Like the righteous, they also plead and ask when was He hungry, naked, in prison? Again he answers, “Truly I tell you just as you did not do it to one of the least of these, you did not do it to me.”
So, what does this mean for us as Christians? This is Jesus telling us to take Action, to make a new resolution to truly serve him by sharing the grace of the Lord with others. Take a moment to reflect on the past year, the year that was 2011. In Texas we saw horrible drought, wild fires, a bad economy. Take a moment and prayerfully consider the following questions:
1. What have we done to help the hungry in our community and state?
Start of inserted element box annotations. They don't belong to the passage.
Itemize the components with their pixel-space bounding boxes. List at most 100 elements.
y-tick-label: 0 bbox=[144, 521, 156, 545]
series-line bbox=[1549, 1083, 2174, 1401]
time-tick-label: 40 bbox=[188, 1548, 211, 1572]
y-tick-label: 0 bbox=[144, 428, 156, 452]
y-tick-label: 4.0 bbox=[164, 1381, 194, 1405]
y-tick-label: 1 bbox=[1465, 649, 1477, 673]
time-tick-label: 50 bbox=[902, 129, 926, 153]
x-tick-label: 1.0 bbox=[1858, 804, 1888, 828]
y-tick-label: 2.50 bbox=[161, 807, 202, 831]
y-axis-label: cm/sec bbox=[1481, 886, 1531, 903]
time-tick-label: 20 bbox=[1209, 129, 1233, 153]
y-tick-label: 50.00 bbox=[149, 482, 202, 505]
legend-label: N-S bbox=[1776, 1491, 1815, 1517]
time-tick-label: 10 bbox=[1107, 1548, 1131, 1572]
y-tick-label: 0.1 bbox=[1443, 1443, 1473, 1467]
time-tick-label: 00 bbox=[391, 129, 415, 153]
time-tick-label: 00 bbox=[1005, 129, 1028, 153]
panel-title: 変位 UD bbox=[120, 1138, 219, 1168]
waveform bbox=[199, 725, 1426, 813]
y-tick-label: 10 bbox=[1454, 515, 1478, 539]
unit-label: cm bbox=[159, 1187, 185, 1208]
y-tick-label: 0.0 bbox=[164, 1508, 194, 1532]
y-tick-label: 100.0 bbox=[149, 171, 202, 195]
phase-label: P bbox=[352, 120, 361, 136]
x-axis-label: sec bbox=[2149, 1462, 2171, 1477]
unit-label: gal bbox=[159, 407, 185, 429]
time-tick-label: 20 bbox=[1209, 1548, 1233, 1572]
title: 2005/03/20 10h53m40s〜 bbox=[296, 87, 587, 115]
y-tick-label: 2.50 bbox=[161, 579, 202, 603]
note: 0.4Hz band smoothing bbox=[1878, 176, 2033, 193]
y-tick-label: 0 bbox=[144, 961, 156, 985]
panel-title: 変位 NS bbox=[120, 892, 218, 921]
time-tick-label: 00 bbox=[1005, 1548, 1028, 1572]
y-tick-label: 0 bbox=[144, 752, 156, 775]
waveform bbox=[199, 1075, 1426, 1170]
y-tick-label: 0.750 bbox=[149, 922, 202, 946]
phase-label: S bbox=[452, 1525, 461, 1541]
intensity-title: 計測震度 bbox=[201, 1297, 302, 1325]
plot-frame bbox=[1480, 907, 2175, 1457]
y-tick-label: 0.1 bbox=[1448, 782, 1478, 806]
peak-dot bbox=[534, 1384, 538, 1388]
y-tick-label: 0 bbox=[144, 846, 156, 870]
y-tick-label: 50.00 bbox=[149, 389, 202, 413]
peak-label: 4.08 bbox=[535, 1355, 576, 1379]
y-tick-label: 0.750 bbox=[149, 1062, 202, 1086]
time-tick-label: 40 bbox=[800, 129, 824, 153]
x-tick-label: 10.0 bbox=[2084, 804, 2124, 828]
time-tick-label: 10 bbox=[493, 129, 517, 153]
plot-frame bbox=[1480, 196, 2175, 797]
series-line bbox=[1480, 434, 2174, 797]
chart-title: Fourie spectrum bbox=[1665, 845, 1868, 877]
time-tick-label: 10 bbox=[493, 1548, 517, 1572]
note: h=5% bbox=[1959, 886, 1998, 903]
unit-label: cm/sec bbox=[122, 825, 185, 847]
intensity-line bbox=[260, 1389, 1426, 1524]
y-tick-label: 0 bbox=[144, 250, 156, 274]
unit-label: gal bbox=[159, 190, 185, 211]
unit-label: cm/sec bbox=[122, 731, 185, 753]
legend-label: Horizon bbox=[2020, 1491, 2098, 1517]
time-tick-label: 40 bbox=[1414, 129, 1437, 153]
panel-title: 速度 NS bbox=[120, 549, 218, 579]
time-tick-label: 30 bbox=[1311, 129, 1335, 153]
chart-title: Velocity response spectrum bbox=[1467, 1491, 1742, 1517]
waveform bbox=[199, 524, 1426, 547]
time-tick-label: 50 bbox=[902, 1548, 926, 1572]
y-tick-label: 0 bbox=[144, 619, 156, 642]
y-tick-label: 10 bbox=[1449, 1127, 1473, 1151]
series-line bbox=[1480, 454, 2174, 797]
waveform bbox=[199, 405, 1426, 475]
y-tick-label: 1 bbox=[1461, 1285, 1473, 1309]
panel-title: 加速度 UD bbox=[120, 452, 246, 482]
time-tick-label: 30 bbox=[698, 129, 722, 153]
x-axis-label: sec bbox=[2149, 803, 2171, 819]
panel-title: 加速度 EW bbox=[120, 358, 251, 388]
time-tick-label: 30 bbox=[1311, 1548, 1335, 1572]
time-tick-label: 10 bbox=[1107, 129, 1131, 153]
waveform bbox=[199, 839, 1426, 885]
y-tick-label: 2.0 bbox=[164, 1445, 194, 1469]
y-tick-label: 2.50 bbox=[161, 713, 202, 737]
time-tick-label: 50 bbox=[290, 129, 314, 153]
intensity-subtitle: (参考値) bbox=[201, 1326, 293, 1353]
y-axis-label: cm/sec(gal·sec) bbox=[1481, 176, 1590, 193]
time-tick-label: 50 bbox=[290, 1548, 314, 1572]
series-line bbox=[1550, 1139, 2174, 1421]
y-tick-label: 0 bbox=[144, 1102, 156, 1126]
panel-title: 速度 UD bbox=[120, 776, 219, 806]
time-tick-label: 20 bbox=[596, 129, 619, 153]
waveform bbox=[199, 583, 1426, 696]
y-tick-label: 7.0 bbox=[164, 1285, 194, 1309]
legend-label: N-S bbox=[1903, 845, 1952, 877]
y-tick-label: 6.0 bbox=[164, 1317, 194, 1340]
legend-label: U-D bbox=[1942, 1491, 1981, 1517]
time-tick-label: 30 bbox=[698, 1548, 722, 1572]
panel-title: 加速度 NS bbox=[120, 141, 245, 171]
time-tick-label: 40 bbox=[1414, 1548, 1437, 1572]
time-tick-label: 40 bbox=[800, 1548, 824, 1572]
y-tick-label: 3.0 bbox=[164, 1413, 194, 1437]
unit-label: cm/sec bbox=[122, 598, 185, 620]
2. Have we welcomed strangers into our Church? Our town, our neighborhoods, and our businesses?
3. Have we helped those in need by visiting the sick, those friends who are homebound, bedridden, or dying? Have we done anything to help those fellow Texans who have suffered so much in the summer wildfires, or from the drought?
4. Can someone look at our lives and tell by how we have lived that we were Christians?
Friends these are heavy questions. As for me, I can tell you that I have done some of these things, but not enough, and definitely not all of them. I pray that people will know me as a Christian man, but have my actions shown this to be true?
Remember, we don’t do good works to be saved, we do good works because we are saved! We are called to represent Christ on earth to a hurting world, to share the good news that Christ has paid the costs of our sins, that He is Risen and that through Him we may all have eternal life!
So lets become active doers! Let us act on the Gospel. Don’t simply just listen to the word and go about our normal lives. God is calling. Let us make a change. It could be a big one, or even a small one, but seek what God has in mind for you. James Chapter 1: verses 22 to 25 says, “But be doers of the word, and not merely hearers who deceive themselves. For if any are hearers of the word and not doers, they are like those who look at themselves in a mirror; for they look at themselves, and on going away, immediately forget what they were like. But those who look into the perfect law, the law of liberty, and persevere, being not hearers who forget but doers who act- they will be blessed in their doing.”
So, back to our New Year’s resolutions. Only God knows what fortunes and misfortunes await our communities in the coming year, but the Holy Spirit, the Comforter, will provide each of us with everything we need to represent Christ on earth to others. We just have to be willing to step out. Welcome that stranger, feed the hungry, help the poor, visit the homebound, give a smile even when you don’t feel like cheerful, help spread joy. Share God’s grace wherever you go to whomever you meet, as well as you can, for as long as you can.
God Bless you this New Year’s Day and may He bless you throughout the coming year.